Our prime minister Narendra Modi is banking on IT to lead in the “make in India” initiative. It is a very legitimate concern within the IT community, as to how this automation, predictive analytics and autonomous operations will impact IT employment wit­hin India.

But as Gerber had engendered change in Barkat Ali’s trade, it is our prognosis that the onset of automation will bring major cha­nges in IT development in the future.

Today, we see automation as the key in all IT projects. The Everest group in 2013 predicted that 40 per cent of existing business process services were likely to get impacted by robotic process automation. It is being projected that almost 6,00,000 ITES jobs will be affected through automation.

All major IT companies have been talking about their automation and predictive analytics tools like Amelia, Holmes and Ignio.

Boutique companies like GAVS see this as an opportunity to create some disruption and bring in genuine automation in IT infrastructure, through the predictive analytics tool, GAVEL. It is promoting the concept of zero incident enterprise in infrastructure man­agement through social me­dia like Facebo­ok@­Wo­rk, au­t­omated ticket resolution, real user monitoring and automation, among others.

Automation of computing infrastructure ensures that infrastructure reso­urces will always be allocated according to business needs. This will apply to all the computer infrastructure items, i.e., servers, virtual machines, software, network bandwidth, storage capacity, or any databases.

The idea is to have these computing resources “on tap”, and it could be turned on or off based on the business’ needs. Automation in infrastructure space will definitely reduce the large number of resources required to provision and configure the systems based on needs and the turnaround time is also greatly reduced.

Then there is the whole new paradigm of internet of things (IoT).

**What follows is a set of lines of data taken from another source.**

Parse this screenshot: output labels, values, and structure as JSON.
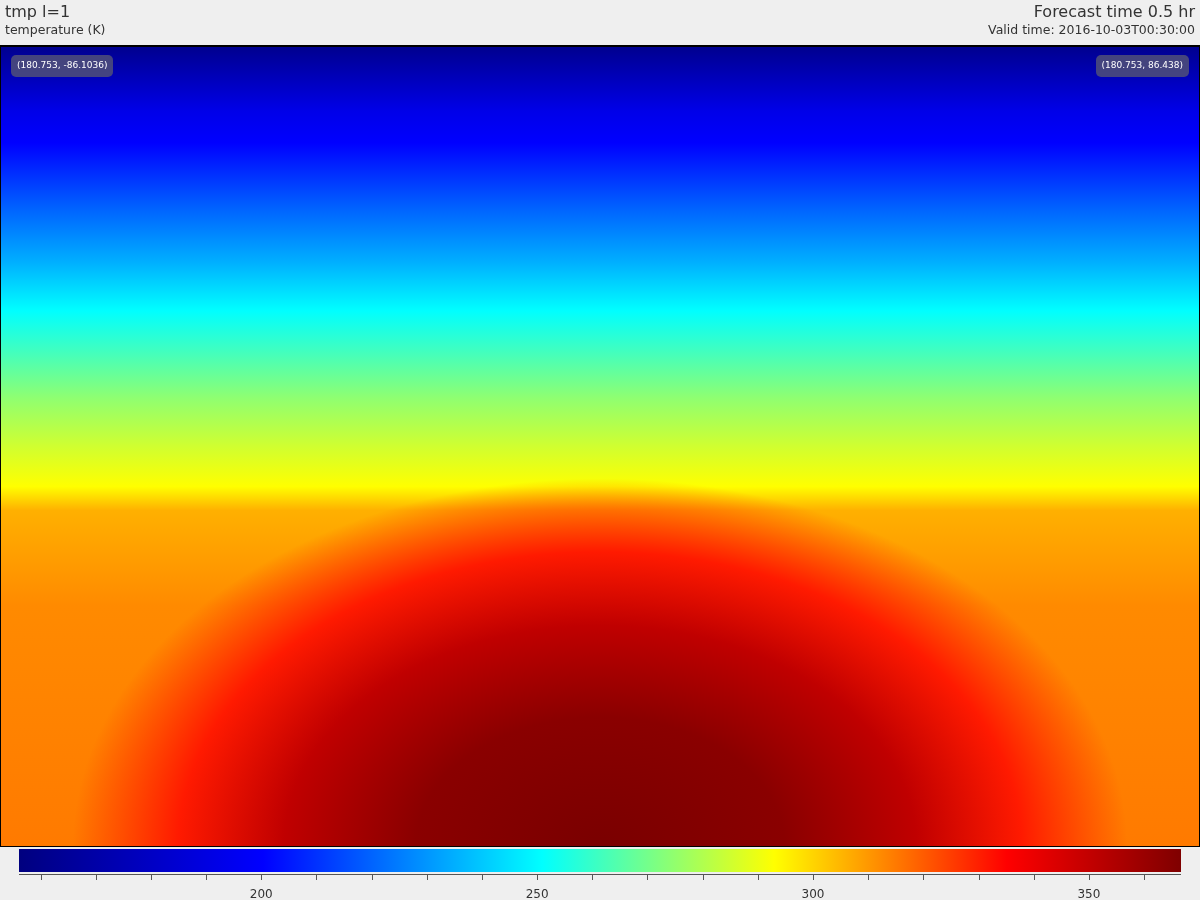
{
  "header": {
    "title": "tmp l=1",
    "subtitle": "temperature (K)",
    "forecast": "Forecast time 0.5 hr",
    "valid_time": "Valid time: 2016-10-03T00:30:00"
  },
  "plot": {
    "corner_labels": [
      "(180.753, -86.1036)",
      "(180.753, 86.438)"
    ]
  },
  "colorbar": {
    "tick_labels": [
      "200",
      "250",
      "300",
      "350"
    ]
  }
}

It is about machines and humans connected to each other and the subsequent management of the collected information and the intelligent insights of telemetric generated by them. We are seeing that human intervention is being replaced by automation.

According to Gartner, by 2018, 2 million employees will be required to wear health and fitness tracking devices as a condition of employment. By year-end 2018, customer digital assistants will recognise individuals by face and voice across channels and partners. By 2018, 45 per cent of the fastest-growing companies will have fewer employees than instances of smart machines.

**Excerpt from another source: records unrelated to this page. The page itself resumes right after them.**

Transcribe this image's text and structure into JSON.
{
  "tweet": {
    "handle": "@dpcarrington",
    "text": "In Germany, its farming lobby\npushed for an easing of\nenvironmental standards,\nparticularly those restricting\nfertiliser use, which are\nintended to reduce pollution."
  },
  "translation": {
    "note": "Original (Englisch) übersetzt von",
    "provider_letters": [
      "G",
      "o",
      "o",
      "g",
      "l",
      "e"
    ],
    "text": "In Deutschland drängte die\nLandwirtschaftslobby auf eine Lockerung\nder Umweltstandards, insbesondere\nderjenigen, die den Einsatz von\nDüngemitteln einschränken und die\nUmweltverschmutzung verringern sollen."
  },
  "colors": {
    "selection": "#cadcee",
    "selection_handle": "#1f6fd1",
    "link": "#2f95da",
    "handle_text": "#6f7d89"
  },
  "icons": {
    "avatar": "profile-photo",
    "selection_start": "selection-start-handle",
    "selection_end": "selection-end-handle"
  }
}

So automation is defini­tely something that we have to brace ourselves with and it would help if India could take advantage of its position and experience in IT and move towards more IP-centric services and welcome and celebrate automation.

There could be some immediate impact on labour- centric programming, help desk support and infrastructure support operations, but we do need to focus on re-skilling a large number of our IT folks to be more conversant with “sm­art delivery”.

We have to be cautious and not be left behind like the proverbial “horsewhip manufacturers” who did not foresee the demise of the horse drawn carriages and the advent of the motorised automobiles.

And yeah, during my recent visit to Kolkata, I got to know that Barkat Ali’s sons’ have established a fine leather goods company and are exporting hand stitched luxury leather ba­gs to Europe.